Just a few years removed from an eleventh-hour agreement that saved a full MLB season in 2022, the league and its players association are already posturing for another lockout once the current collective bargaining agreement expires in 2026.
According to a report by Barry M. Bloom in Sportico, MLBPA executive director Tony Clark said to media members on Friday, “Unless I am mistaken the league has come out and said there’s going to be a work stoppage.” Clark was referring to recent comments from MLB commissioner Rob Manfred who oddly called offseason lockouts “a positive” earlier this year since both sides are able to apply their leverage in a negotiation.
Clark expects negotiations to begin next spring, in line with historic standards. The league and union will have until December 1, 2026 to reach an agreement before risking another lockout.
As has long been the case, one of the key rifts between the two parties centers around a possible hard salary cap, something that the players association finds untenable, but the league believes could help competitive balance.
“I will say this,” Clark began. “There are ways of addressing the system that aren’t salary or cap related or require the restrictions of player salaries as the answer to every one of these questions.”
Of course, in the background of these labor negotiations will be MLB’s upcoming media rights negotiations in 2028. The league’s national media rights deals with Fox and Warner Bros. Discovery expire that year, and it’s safe to expect a major overhaul in how MLB divvies up its broadcast inventory. 2028 is also the year the league is eyeing to sell a package of local media rights to a major streaming company.

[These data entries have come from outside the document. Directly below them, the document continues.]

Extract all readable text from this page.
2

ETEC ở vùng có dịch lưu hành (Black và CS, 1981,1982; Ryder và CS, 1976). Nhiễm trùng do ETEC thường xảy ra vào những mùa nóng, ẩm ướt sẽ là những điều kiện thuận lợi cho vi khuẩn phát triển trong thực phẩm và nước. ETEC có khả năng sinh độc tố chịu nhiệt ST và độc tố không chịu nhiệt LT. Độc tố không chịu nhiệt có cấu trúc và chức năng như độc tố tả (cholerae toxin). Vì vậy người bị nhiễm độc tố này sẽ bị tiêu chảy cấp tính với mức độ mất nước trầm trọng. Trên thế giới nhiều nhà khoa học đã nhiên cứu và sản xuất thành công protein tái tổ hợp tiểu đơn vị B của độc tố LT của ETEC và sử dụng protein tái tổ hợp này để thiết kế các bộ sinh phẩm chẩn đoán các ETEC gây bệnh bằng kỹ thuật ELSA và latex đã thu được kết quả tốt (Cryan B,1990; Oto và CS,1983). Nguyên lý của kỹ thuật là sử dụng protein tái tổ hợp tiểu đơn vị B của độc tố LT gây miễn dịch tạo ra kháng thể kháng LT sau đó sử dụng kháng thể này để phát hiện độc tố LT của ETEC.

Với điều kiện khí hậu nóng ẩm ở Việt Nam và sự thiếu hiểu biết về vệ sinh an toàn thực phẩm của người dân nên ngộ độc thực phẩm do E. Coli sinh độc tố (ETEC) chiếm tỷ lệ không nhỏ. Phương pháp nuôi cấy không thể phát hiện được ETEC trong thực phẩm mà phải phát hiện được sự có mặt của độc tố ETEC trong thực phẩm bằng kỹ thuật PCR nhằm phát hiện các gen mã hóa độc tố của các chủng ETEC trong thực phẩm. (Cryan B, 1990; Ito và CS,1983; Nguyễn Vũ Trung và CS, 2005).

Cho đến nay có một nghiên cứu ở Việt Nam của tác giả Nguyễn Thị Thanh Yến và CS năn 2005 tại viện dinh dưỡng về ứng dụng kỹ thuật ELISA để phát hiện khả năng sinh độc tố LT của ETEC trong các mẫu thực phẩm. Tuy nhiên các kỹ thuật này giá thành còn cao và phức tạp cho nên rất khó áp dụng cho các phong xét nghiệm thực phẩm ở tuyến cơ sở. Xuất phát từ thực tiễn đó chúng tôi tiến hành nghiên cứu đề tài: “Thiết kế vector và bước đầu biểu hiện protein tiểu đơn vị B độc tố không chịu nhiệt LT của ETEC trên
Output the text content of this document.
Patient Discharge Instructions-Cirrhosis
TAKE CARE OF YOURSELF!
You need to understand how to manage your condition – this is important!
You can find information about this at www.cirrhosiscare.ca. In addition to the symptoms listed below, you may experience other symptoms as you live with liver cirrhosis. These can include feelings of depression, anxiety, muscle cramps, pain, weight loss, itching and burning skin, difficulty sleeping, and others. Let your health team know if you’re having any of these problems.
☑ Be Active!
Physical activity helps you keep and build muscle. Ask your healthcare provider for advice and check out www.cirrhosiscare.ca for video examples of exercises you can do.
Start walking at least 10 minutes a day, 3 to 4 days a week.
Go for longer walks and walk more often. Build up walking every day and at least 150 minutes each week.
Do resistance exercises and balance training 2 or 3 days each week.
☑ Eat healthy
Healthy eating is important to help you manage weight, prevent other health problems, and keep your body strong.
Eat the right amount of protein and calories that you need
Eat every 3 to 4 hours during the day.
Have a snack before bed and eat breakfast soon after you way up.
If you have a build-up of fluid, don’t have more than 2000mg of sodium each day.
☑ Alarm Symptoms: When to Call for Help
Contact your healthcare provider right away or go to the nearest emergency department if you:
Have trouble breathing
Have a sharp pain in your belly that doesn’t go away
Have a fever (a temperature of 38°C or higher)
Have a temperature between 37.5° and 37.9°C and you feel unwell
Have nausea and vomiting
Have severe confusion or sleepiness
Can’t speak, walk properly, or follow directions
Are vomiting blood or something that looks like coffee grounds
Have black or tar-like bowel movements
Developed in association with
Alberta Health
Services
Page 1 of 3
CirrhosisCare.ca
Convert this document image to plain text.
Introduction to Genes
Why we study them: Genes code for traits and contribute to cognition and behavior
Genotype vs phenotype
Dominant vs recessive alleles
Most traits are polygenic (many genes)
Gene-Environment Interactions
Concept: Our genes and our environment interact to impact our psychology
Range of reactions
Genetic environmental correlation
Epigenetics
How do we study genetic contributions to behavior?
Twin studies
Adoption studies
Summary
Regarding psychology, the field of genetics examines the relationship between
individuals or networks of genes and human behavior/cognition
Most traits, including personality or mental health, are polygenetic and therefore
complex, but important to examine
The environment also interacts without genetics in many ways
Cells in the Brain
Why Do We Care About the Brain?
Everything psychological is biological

Then, there’s also the more immediate concern of selling the inventory that the league and ESPN recently opted out of. MLB will be taking Sunday Night Baseball, the Home Run Derby, and Wild Card round to market for next season, and the likelihood of a work stoppage could hypothetically raise concern among potential buyers.
It’s still quite a ways off to be worried about a lockout, and these things generally have a way of working themselves out; there’s simply too much money at stake. But MLB’s labor negotiations will certainly be something to monitor in the context of its very uncertain media future.